Re: [RFC PATCH] x86/arch_prctl: Add ARCH_SET_XCR0 to mask XCR0 per-thread
From: Andi Kleen
Date: Tue Jun 19 2018 - 09:43:52 EST
> In particular 1) means that any extra instructions executed/not executed
> will cause a replay divergence (in practice rr uses retired conditional
> branches rather than instructions, because the instruction counter is
> not accurate, while the branch one is). This alone causes a problem
> for the present case, because glibc branches on the xcr0 value before
> it branches on the cpuid value for AVX512. Glibc does check for the
> correct cpuid before calling xgetbv, so one possible thing to do is to
> completely disable xsave during recording by disabling it in CPUID, but
> that would make rr quite a bit less useful, since it wouldn't be able to
Ah I see it now. This problem was introduced with the changes
for glibc to save AVX registers using XSAVE instead of manually.

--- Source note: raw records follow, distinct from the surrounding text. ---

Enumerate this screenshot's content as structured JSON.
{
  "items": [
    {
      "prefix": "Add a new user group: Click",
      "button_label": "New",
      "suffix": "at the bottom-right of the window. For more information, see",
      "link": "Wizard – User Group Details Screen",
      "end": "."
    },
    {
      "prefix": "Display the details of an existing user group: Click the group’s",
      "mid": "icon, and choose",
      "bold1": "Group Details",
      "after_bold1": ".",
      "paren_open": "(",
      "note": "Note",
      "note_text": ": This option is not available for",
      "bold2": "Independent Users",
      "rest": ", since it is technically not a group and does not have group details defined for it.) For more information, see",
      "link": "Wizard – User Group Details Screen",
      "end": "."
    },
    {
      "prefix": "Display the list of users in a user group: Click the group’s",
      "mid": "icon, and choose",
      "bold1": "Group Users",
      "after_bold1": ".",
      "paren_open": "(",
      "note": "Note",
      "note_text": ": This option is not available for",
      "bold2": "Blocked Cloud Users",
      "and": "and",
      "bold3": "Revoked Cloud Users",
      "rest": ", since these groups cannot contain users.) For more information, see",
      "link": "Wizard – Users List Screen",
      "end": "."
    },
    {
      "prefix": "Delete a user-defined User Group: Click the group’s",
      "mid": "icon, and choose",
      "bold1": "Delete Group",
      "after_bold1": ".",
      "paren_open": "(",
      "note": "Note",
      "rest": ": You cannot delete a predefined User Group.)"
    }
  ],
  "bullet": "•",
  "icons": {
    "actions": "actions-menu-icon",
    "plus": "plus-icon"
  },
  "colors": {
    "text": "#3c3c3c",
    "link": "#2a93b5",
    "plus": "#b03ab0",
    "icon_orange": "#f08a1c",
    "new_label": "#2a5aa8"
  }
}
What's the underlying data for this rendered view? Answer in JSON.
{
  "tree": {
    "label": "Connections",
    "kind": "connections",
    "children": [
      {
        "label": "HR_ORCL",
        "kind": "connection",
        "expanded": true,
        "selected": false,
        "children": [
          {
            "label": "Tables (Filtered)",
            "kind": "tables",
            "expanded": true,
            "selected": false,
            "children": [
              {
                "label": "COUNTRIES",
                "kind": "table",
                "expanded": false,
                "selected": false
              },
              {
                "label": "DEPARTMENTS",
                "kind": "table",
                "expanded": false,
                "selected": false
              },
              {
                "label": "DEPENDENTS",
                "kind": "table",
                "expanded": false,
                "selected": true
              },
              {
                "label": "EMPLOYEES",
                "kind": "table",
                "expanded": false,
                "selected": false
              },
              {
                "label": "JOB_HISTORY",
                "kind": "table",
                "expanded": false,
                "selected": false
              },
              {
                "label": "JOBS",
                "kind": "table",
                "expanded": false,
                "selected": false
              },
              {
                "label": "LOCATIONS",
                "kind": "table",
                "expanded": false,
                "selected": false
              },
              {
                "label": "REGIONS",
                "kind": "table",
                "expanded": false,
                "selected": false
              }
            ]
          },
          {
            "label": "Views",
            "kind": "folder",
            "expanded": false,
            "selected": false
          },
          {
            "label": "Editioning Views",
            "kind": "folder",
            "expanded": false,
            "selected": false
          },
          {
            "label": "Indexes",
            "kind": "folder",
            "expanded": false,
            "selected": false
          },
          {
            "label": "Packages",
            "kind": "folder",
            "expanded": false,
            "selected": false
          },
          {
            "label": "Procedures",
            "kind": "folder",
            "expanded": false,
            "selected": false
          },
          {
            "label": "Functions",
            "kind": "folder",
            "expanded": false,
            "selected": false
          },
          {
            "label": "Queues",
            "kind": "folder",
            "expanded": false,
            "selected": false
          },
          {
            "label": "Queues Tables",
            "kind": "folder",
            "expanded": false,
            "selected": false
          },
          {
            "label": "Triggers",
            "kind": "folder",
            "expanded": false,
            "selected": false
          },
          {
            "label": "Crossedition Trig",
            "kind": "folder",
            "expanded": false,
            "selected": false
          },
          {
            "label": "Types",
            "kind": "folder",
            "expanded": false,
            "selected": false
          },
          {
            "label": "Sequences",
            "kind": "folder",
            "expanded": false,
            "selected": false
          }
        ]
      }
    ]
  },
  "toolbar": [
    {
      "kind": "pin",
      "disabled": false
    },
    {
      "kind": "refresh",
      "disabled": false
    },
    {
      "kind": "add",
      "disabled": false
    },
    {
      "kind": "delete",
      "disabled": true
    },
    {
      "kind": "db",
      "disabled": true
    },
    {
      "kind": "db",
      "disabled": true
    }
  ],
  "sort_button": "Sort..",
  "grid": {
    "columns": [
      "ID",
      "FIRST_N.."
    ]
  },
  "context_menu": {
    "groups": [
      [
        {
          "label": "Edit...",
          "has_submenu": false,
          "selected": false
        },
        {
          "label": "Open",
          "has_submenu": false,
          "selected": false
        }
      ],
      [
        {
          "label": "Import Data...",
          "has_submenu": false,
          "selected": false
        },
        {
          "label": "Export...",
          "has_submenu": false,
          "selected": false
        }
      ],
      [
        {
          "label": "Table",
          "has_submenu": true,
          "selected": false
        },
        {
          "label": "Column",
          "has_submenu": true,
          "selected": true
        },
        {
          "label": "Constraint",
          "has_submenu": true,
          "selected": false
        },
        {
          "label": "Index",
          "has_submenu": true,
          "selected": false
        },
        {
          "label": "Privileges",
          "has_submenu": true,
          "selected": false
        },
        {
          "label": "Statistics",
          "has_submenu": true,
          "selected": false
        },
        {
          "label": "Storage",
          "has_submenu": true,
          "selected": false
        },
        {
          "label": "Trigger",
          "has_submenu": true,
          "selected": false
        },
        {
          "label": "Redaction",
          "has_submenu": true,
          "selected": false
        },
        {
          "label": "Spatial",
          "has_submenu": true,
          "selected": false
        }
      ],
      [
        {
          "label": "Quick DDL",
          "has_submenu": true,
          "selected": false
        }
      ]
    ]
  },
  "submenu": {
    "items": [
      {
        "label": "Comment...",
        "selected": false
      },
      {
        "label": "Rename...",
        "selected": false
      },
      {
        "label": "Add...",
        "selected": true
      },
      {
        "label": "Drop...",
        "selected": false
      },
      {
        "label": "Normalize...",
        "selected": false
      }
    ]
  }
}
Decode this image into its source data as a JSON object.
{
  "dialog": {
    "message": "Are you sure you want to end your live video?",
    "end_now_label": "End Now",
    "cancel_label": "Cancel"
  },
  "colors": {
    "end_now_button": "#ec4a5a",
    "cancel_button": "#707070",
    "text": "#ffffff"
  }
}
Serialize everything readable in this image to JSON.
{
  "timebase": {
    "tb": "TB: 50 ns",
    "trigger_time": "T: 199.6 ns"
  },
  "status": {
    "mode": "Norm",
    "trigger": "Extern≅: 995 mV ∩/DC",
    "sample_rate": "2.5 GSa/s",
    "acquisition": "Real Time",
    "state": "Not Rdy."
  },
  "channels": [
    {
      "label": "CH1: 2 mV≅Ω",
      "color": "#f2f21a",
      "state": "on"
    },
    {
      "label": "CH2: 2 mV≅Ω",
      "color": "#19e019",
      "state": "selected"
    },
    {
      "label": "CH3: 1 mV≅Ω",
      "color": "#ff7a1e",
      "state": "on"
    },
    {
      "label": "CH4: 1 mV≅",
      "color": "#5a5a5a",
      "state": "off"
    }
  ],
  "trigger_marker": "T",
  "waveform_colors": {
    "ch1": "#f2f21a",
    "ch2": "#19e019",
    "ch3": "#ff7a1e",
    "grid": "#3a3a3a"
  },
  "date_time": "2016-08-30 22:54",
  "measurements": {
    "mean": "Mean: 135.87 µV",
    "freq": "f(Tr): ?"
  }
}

It still seems this has a straight forward fix in glibc though.
It could always allocate the worst case buffer, and also
verify XGETBV against CPUID first. I'm sure this can be
done in a way that executed branches don't differ.
AFAIK manual use of XSAVE is not that common, so hopefully
these problems are not wide spread in other programs.
Of course longer term you'll just need to have matching
ISAs in record and replay. Trying to patch around this
is likely always difficult.
-Andi